In December 2012, he said to the website of Yle Uutiset (Finnish television) that he would remain in self-imposed exile from Hungary.

In December 2013, Schiff told an interviewer from the BBC that he had received anonymous threats online, stating that "If I return to Hungary, they will cut off both of my hands. I don't want to risk physical and mental assault." In addition, wrote the interviewer, "Even without that threat, Schiff says he would find it difficult to play in Hungary.
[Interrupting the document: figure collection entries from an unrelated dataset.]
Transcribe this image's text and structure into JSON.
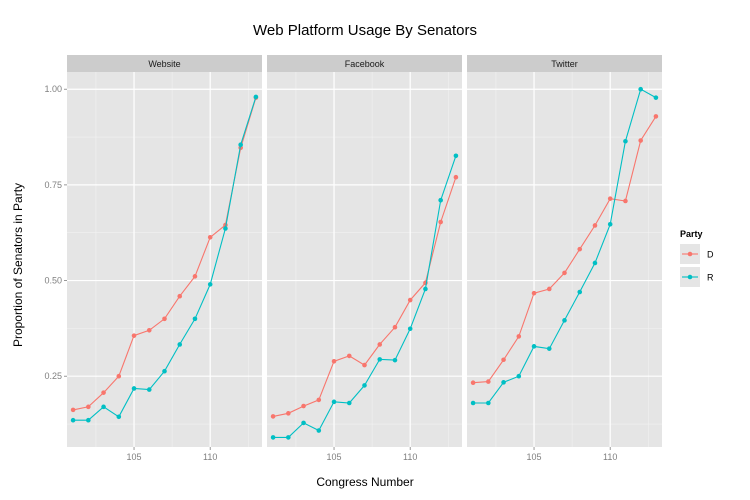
{
  "chart_data": {
    "type": "line",
    "title": "Web Platform Usage By Senators",
    "xlabel": "Congress Number",
    "ylabel": "Proportion of Senators in Party",
    "xlim": [
      100.6,
      113.4
    ],
    "ylim": [
      0.065,
      1.045
    ],
    "x_ticks": [
      105,
      110
    ],
    "x_tick_labels": [
      "105",
      "110"
    ],
    "y_ticks": [
      0.25,
      0.5,
      0.75,
      1.0
    ],
    "y_tick_labels": [
      "0.25",
      "0.50",
      "0.75",
      "1.00"
    ],
    "grid": true,
    "legend": {
      "title": "Party",
      "position": "right",
      "entries": [
        {
          "label": "D",
          "color": "#F8766D"
        },
        {
          "label": "R",
          "color": "#00BFC4"
        }
      ]
    },
    "colors": {
      "D": "#F8766D",
      "R": "#00BFC4",
      "panel_bg": "#E5E5E5",
      "strip_bg": "#CCCCCC",
      "grid": "#FFFFFF"
    },
    "panels": [
      {
        "name": "Website",
        "series": [
          {
            "name": "D",
            "x": [
              101,
              102,
              103,
              104,
              105,
              106,
              107,
              108,
              109,
              110,
              111,
              112,
              113
            ],
            "y": [
              0.162,
              0.17,
              0.207,
              0.25,
              0.356,
              0.37,
              0.4,
              0.459,
              0.511,
              0.613,
              0.645,
              0.847,
              0.978
            ]
          },
          {
            "name": "R",
            "x": [
              101,
              102,
              103,
              104,
              105,
              106,
              107,
              108,
              109,
              110,
              111,
              112,
              113
            ],
            "y": [
              0.135,
              0.135,
              0.17,
              0.144,
              0.218,
              0.215,
              0.263,
              0.333,
              0.4,
              0.49,
              0.636,
              0.855,
              0.98
            ]
          }
        ]
      },
      {
        "name": "Facebook",
        "series": [
          {
            "name": "D",
            "x": [
              101,
              102,
              103,
              104,
              105,
              106,
              107,
              108,
              109,
              110,
              111,
              112,
              113
            ],
            "y": [
              0.145,
              0.153,
              0.172,
              0.188,
              0.289,
              0.303,
              0.279,
              0.333,
              0.378,
              0.449,
              0.494,
              0.653,
              0.77
            ]
          },
          {
            "name": "R",
            "x": [
              101,
              102,
              103,
              104,
              105,
              106,
              107,
              108,
              109,
              110,
              111,
              112,
              113
            ],
            "y": [
              0.09,
              0.09,
              0.128,
              0.108,
              0.183,
              0.18,
              0.226,
              0.294,
              0.292,
              0.374,
              0.478,
              0.71,
              0.826
            ]
          }
        ]
      },
      {
        "name": "Twitter",
        "series": [
          {
            "name": "D",
            "x": [
              101,
              102,
              103,
              104,
              105,
              106,
              107,
              108,
              109,
              110,
              111,
              112,
              113
            ],
            "y": [
              0.233,
              0.236,
              0.293,
              0.354,
              0.467,
              0.478,
              0.52,
              0.582,
              0.644,
              0.714,
              0.708,
              0.866,
              0.929
            ]
          },
          {
            "name": "R",
            "x": [
              101,
              102,
              103,
              104,
              105,
              106,
              107,
              108,
              109,
              110,
              111,
              112,
              113
            ],
            "y": [
              0.18,
              0.18,
              0.234,
              0.25,
              0.328,
              0.322,
              0.396,
              0.47,
              0.546,
              0.647,
              0.864,
              1.0,
              0.978
            ]
          }
        ]
      }
    ]
  }
}
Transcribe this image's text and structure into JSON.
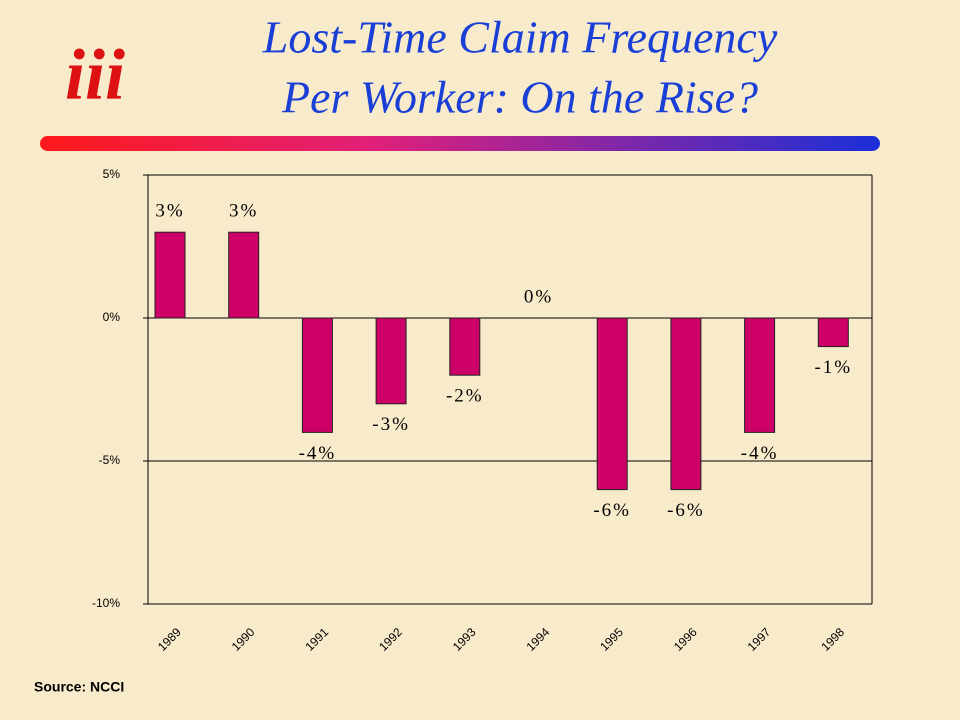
{
  "logo": "iii",
  "source": "Source: NCCI",
  "chart_data": {
    "type": "bar",
    "title": [
      "Lost-Time Claim Frequency",
      "Per Worker: On the Rise?"
    ],
    "categories": [
      "1989",
      "1990",
      "1991",
      "1992",
      "1993",
      "1994",
      "1995",
      "1996",
      "1997",
      "1998"
    ],
    "values": [
      3,
      3,
      -4,
      -3,
      -2,
      0,
      -6,
      -6,
      -4,
      -1
    ],
    "value_labels": [
      "3%",
      "3%",
      "-4%",
      "-3%",
      "-2%",
      "0%",
      "-6%",
      "-6%",
      "-4%",
      "-1%"
    ],
    "color": "#cc0066",
    "ylim": [
      -10,
      5
    ],
    "yticks": [
      {
        "value": 5,
        "label": "5%"
      },
      {
        "value": 0,
        "label": "0%"
      },
      {
        "value": -5,
        "label": "-5%"
      },
      {
        "value": -10,
        "label": "-10%"
      }
    ],
    "grid": true
  }
}
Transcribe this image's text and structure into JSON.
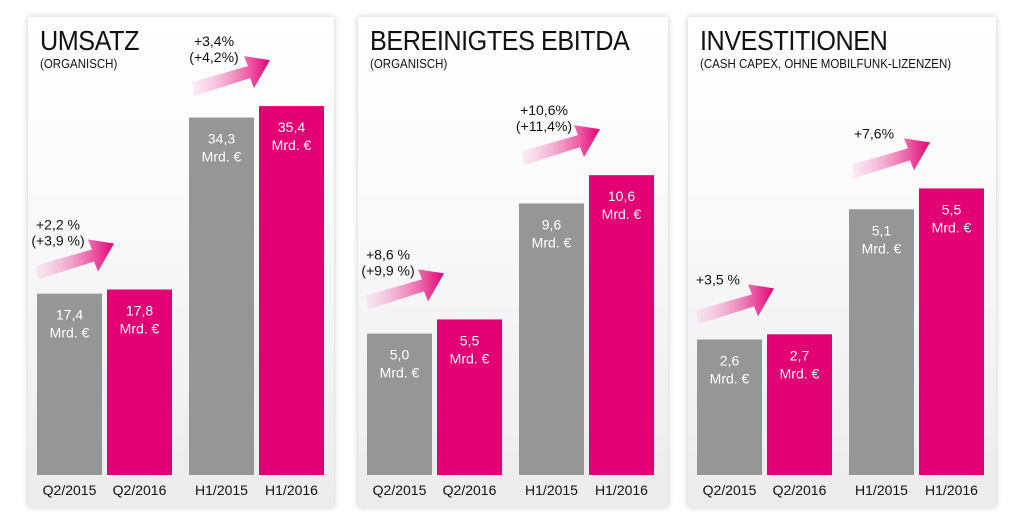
{
  "colors": {
    "grey": "#969696",
    "magenta": "#e20074",
    "arrow_light": "#f7c6de"
  },
  "unit_label": "Mrd. €",
  "chart_data": [
    {
      "type": "bar",
      "title": "UMSATZ",
      "subtitle": "(ORGANISCH)",
      "ylim": [
        0,
        38
      ],
      "categories": [
        "Q2/2015",
        "Q2/2016",
        "H1/2015",
        "H1/2016"
      ],
      "values": [
        17.4,
        17.8,
        34.3,
        35.4
      ],
      "value_labels": [
        "17,4",
        "17,8",
        "34,3",
        "35,4"
      ],
      "bar_colors": [
        "grey",
        "magenta",
        "grey",
        "magenta"
      ],
      "annotations": [
        {
          "lines": [
            "+2,2 %",
            "(+3,9 %)"
          ],
          "pair": 0
        },
        {
          "lines": [
            "+3,4%",
            "(+4,2%)"
          ],
          "pair": 1
        }
      ]
    },
    {
      "type": "bar",
      "title": "BEREINIGTES EBITDA",
      "subtitle": "(ORGANISCH)",
      "ylim": [
        0,
        14
      ],
      "categories": [
        "Q2/2015",
        "Q2/2016",
        "H1/2015",
        "H1/2016"
      ],
      "values": [
        5.0,
        5.5,
        9.6,
        10.6
      ],
      "value_labels": [
        "5,0",
        "5,5",
        "9,6",
        "10,6"
      ],
      "bar_colors": [
        "grey",
        "magenta",
        "grey",
        "magenta"
      ],
      "annotations": [
        {
          "lines": [
            "+8,6 %",
            "(+9,9 %)"
          ],
          "pair": 0
        },
        {
          "lines": [
            "+10,6%",
            "(+11,4%)"
          ],
          "pair": 1
        }
      ]
    },
    {
      "type": "bar",
      "title": "INVESTITIONEN",
      "subtitle": "(CASH CAPEX, OHNE MOBILFUNK-LIZENZEN)",
      "ylim": [
        0,
        7.6
      ],
      "categories": [
        "Q2/2015",
        "Q2/2016",
        "H1/2015",
        "H1/2016"
      ],
      "values": [
        2.6,
        2.7,
        5.1,
        5.5
      ],
      "value_labels": [
        "2,6",
        "2,7",
        "5,1",
        "5,5"
      ],
      "bar_colors": [
        "grey",
        "magenta",
        "grey",
        "magenta"
      ],
      "annotations": [
        {
          "lines": [
            "+3,5 %"
          ],
          "pair": 0
        },
        {
          "lines": [
            "+7,6%"
          ],
          "pair": 1
        }
      ]
    }
  ]
}
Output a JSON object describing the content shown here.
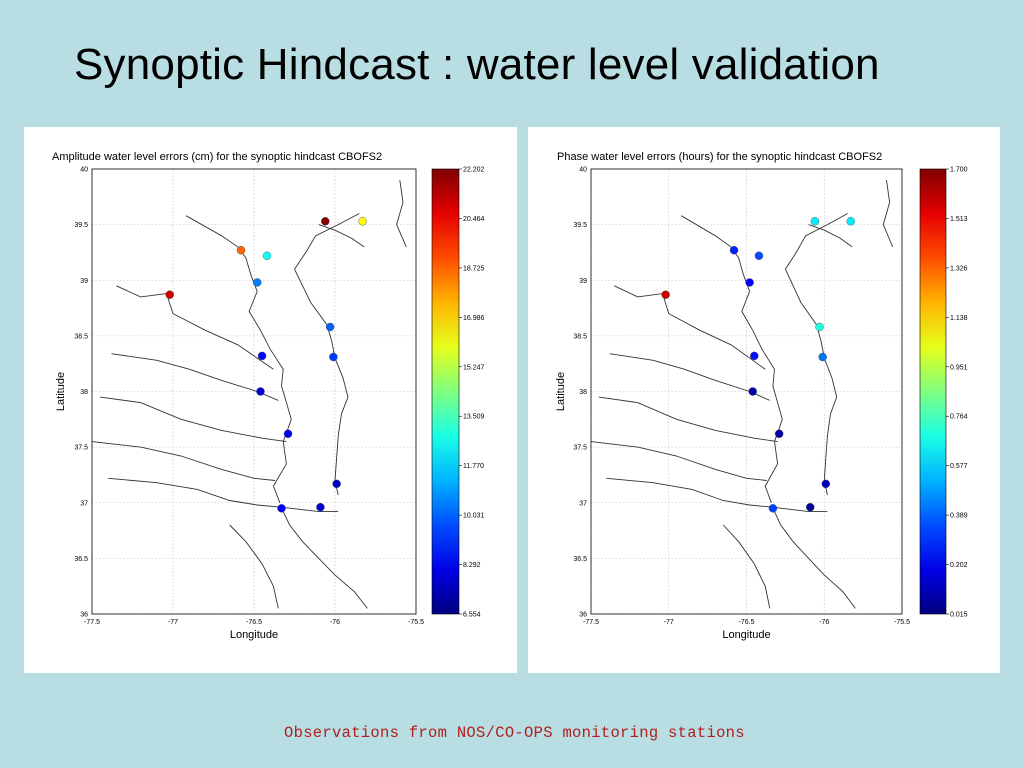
{
  "slide": {
    "title": "Synoptic Hindcast : water level validation",
    "caption": "Observations from NOS/CO-OPS monitoring stations"
  },
  "colors": {
    "background": "#b8dde3",
    "caption": "#b02020"
  },
  "panels": [
    {
      "title": "Amplitude water level errors (cm) for the synoptic hindcast CBOFS2",
      "xlabel": "Longitude",
      "ylabel": "Latitude",
      "x_ticks": [
        "-77.5",
        "-77",
        "-76.5",
        "-76",
        "-75.5"
      ],
      "y_ticks": [
        "40",
        "39.5",
        "39",
        "38.5",
        "38",
        "37.5",
        "37",
        "36.5",
        "36"
      ],
      "colorbar": {
        "min": 6.554,
        "max": 22.202,
        "ticks": [
          "22.202",
          "20.464",
          "18.725",
          "16.986",
          "15.247",
          "13.509",
          "11.770",
          "10.031",
          "8.292",
          "6.554"
        ]
      },
      "stations": [
        {
          "lon": -76.06,
          "lat": 39.53,
          "value": 22.2
        },
        {
          "lon": -75.83,
          "lat": 39.53,
          "value": 16.4
        },
        {
          "lon": -76.58,
          "lat": 39.27,
          "value": 18.7
        },
        {
          "lon": -76.42,
          "lat": 39.22,
          "value": 12.6
        },
        {
          "lon": -76.48,
          "lat": 38.98,
          "value": 10.5
        },
        {
          "lon": -77.02,
          "lat": 38.87,
          "value": 21.0
        },
        {
          "lon": -76.03,
          "lat": 38.58,
          "value": 10.0
        },
        {
          "lon": -76.45,
          "lat": 38.32,
          "value": 8.6
        },
        {
          "lon": -76.01,
          "lat": 38.31,
          "value": 9.4
        },
        {
          "lon": -76.46,
          "lat": 38.0,
          "value": 8.0
        },
        {
          "lon": -76.29,
          "lat": 37.62,
          "value": 8.3
        },
        {
          "lon": -75.99,
          "lat": 37.17,
          "value": 7.6
        },
        {
          "lon": -76.33,
          "lat": 36.95,
          "value": 8.4
        },
        {
          "lon": -76.09,
          "lat": 36.96,
          "value": 7.8
        }
      ]
    },
    {
      "title": "Phase water level errors (hours) for the synoptic hindcast CBOFS2",
      "xlabel": "Longitude",
      "ylabel": "Latitude",
      "x_ticks": [
        "-77.5",
        "-77",
        "-76.5",
        "-76",
        "-75.5"
      ],
      "y_ticks": [
        "40",
        "39.5",
        "39",
        "38.5",
        "38",
        "37.5",
        "37",
        "36.5",
        "36"
      ],
      "colorbar": {
        "min": 0.015,
        "max": 1.7,
        "ticks": [
          "1.700",
          "1.513",
          "1.326",
          "1.138",
          "0.951",
          "0.764",
          "0.577",
          "0.389",
          "0.202",
          "0.015"
        ]
      },
      "stations": [
        {
          "lon": -76.06,
          "lat": 39.53,
          "value": 0.62
        },
        {
          "lon": -75.83,
          "lat": 39.53,
          "value": 0.62
        },
        {
          "lon": -76.58,
          "lat": 39.27,
          "value": 0.28
        },
        {
          "lon": -76.42,
          "lat": 39.22,
          "value": 0.35
        },
        {
          "lon": -76.48,
          "lat": 38.98,
          "value": 0.22
        },
        {
          "lon": -77.02,
          "lat": 38.87,
          "value": 1.58
        },
        {
          "lon": -76.03,
          "lat": 38.58,
          "value": 0.7
        },
        {
          "lon": -76.45,
          "lat": 38.32,
          "value": 0.25
        },
        {
          "lon": -76.01,
          "lat": 38.31,
          "value": 0.42
        },
        {
          "lon": -76.46,
          "lat": 38.0,
          "value": 0.08
        },
        {
          "lon": -76.29,
          "lat": 37.62,
          "value": 0.07
        },
        {
          "lon": -75.99,
          "lat": 37.17,
          "value": 0.12
        },
        {
          "lon": -76.33,
          "lat": 36.95,
          "value": 0.33
        },
        {
          "lon": -76.09,
          "lat": 36.96,
          "value": 0.06
        }
      ]
    }
  ]
}
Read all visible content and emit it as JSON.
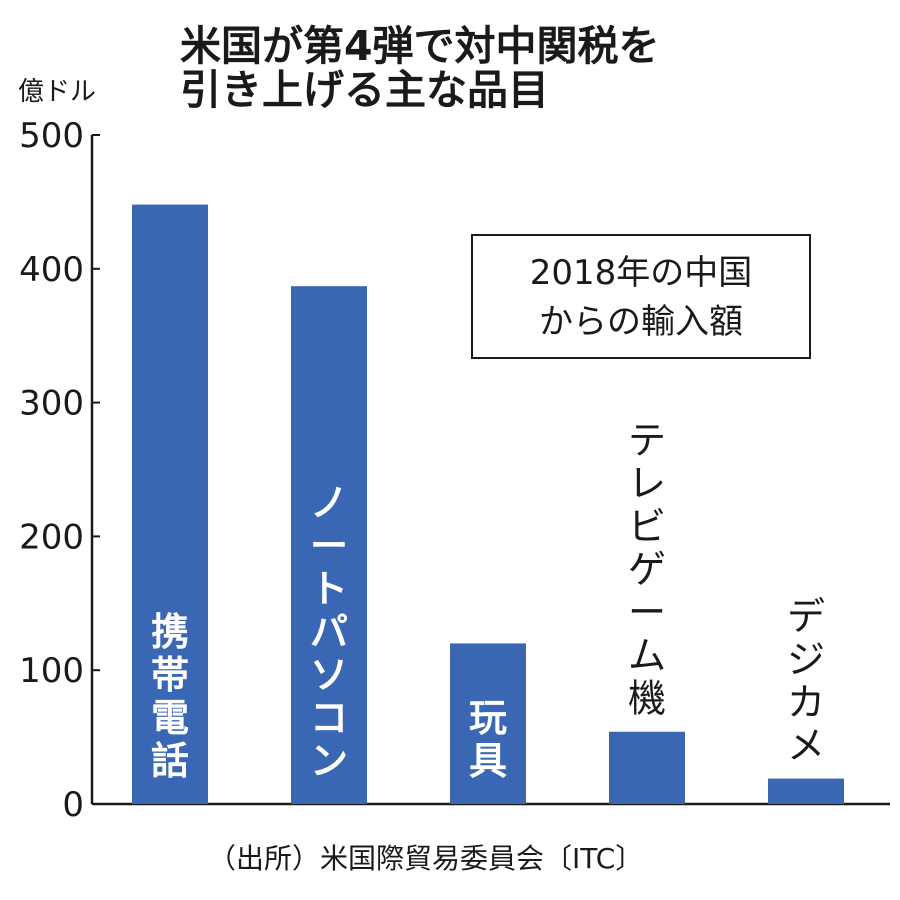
{
  "chart_data": {
    "type": "bar",
    "title": [
      "米国が第4弾で対中関税を",
      "引き上げる主な品目"
    ],
    "ylabel": "億ドル",
    "ylim": [
      0,
      500
    ],
    "yticks": [
      "500",
      "400",
      "300",
      "200",
      "100",
      "0"
    ],
    "categories": [
      "携帯電話",
      "ノートパソコン",
      "玩具",
      "テレビゲーム機",
      "デジカメ"
    ],
    "values": [
      448,
      387,
      120,
      54,
      19
    ],
    "label_inside_bar": [
      true,
      true,
      true,
      false,
      false
    ],
    "legend": [
      "2018年の中国",
      "からの輸入額"
    ],
    "legend_position": "upper-right",
    "bar_color": "#3a67b4",
    "source": "（出所）米国際貿易委員会〔ITC〕"
  }
}
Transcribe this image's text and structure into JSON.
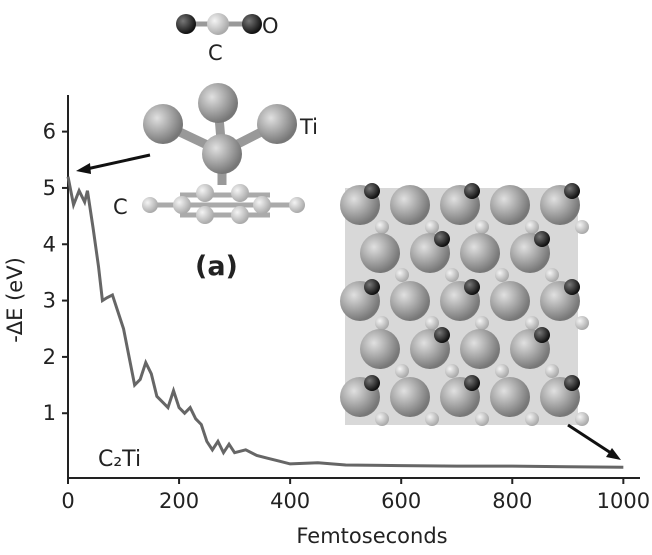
{
  "chart_data": {
    "type": "line",
    "x_label": "Femtoseconds",
    "y_label": "-ΔE (eV)",
    "annotations": {
      "molecule_o": "O",
      "molecule_c": "C",
      "cluster_ti": "Ti",
      "ring_c": "C",
      "panel": "(a)",
      "curve_label": "C₂Ti"
    },
    "xlim": [
      0,
      1030
    ],
    "ylim": [
      -0.15,
      6.65
    ],
    "xticks": [
      0,
      200,
      400,
      600,
      800,
      1000
    ],
    "yticks": [
      1,
      2,
      3,
      4,
      5,
      6
    ],
    "grid": false,
    "series": [
      {
        "name": "C₂Ti",
        "color": "#666666",
        "x": [
          0,
          10,
          20,
          30,
          35,
          45,
          55,
          62,
          70,
          80,
          90,
          100,
          110,
          120,
          130,
          140,
          150,
          160,
          170,
          180,
          190,
          200,
          210,
          220,
          230,
          240,
          250,
          260,
          270,
          280,
          290,
          300,
          320,
          340,
          360,
          380,
          400,
          450,
          500,
          600,
          700,
          800,
          900,
          1000
        ],
        "values": [
          5.2,
          4.7,
          4.95,
          4.75,
          4.95,
          4.3,
          3.6,
          3.0,
          3.05,
          3.1,
          2.8,
          2.5,
          2.0,
          1.5,
          1.6,
          1.9,
          1.7,
          1.3,
          1.2,
          1.1,
          1.4,
          1.1,
          1.0,
          1.1,
          0.9,
          0.8,
          0.5,
          0.35,
          0.5,
          0.3,
          0.45,
          0.3,
          0.35,
          0.25,
          0.2,
          0.15,
          0.1,
          0.12,
          0.08,
          0.07,
          0.06,
          0.06,
          0.05,
          0.04
        ]
      }
    ]
  }
}
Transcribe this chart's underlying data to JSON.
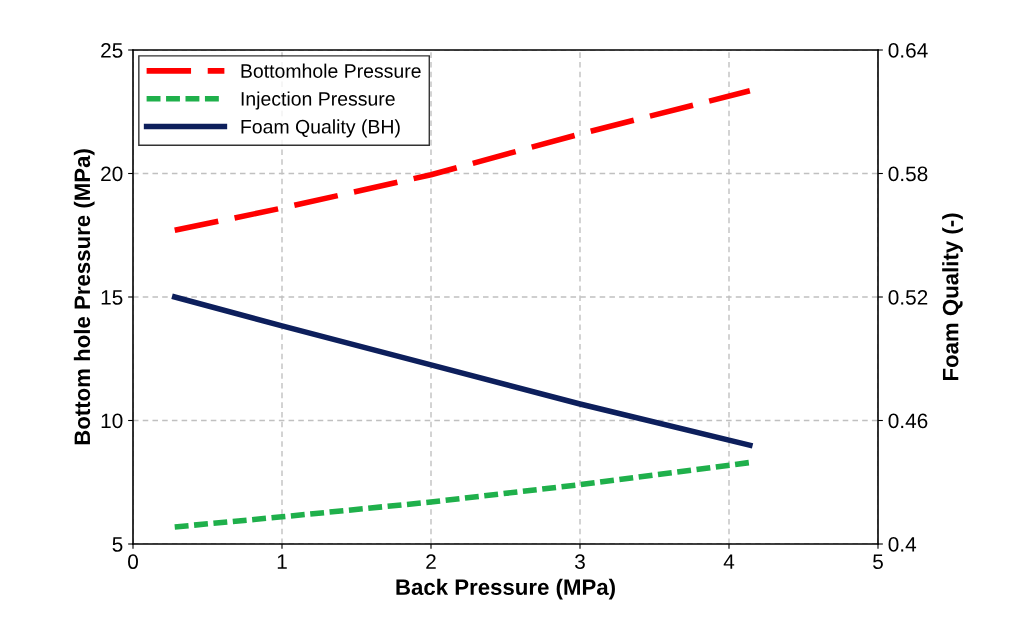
{
  "chart_data": {
    "type": "line",
    "xlabel": "Back Pressure (MPa)",
    "ylabel": "Bottom hole Pressure (MPa)",
    "y2label": "Foam Quality (-)",
    "xlim": [
      0,
      5
    ],
    "xticks": [
      0,
      1,
      2,
      3,
      4,
      5
    ],
    "ylim": [
      5,
      25
    ],
    "yticks": [
      5,
      10,
      15,
      20,
      25
    ],
    "y2lim": [
      0.4,
      0.64
    ],
    "y2ticks": [
      {
        "value": 0.4,
        "label": "0.4"
      },
      0.46,
      0.52,
      0.58,
      0.64
    ],
    "grid": true,
    "legend": "top left",
    "marker": "none",
    "series": [
      {
        "name": "Bottomhole Pressure",
        "color": "#ff0000",
        "line_style": "dashed",
        "x": [
          0.28,
          1,
          2,
          3,
          4.14
        ],
        "values": [
          17.7,
          18.6,
          19.95,
          21.6,
          23.35
        ]
      },
      {
        "name": "Injection Pressure",
        "color": "#1fb04b",
        "line_style": "dashed",
        "x": [
          0.28,
          1,
          2,
          3,
          4.14
        ],
        "values": [
          5.69,
          6.1,
          6.7,
          7.4,
          8.3
        ]
      },
      {
        "name": "Foam Quality (BH)",
        "color": "#0d1f5c",
        "line_style": "solid",
        "axis": "y2",
        "x": [
          0.28,
          1,
          2,
          3,
          4.14
        ],
        "values": [
          0.52,
          0.506,
          0.487,
          0.468,
          0.448
        ]
      }
    ]
  }
}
Art and politics cannot be disentangled. The audience matters to performers. 'We are not naïve,' he says."

===United States===
In 2025, Schiff announced that he would cancel all upcoming appearances in the United States due to President Donald Trump's "unbelievable bullying" of other nations and leaders, especially President Volodymyr Zelenskyy of Ukraine. He elaborated that Trump's immigration policies “ring a bell — it rings a terrible bell. My family, my Jewish family, was deported — some to Auschwitz, and some to other concentration camps.”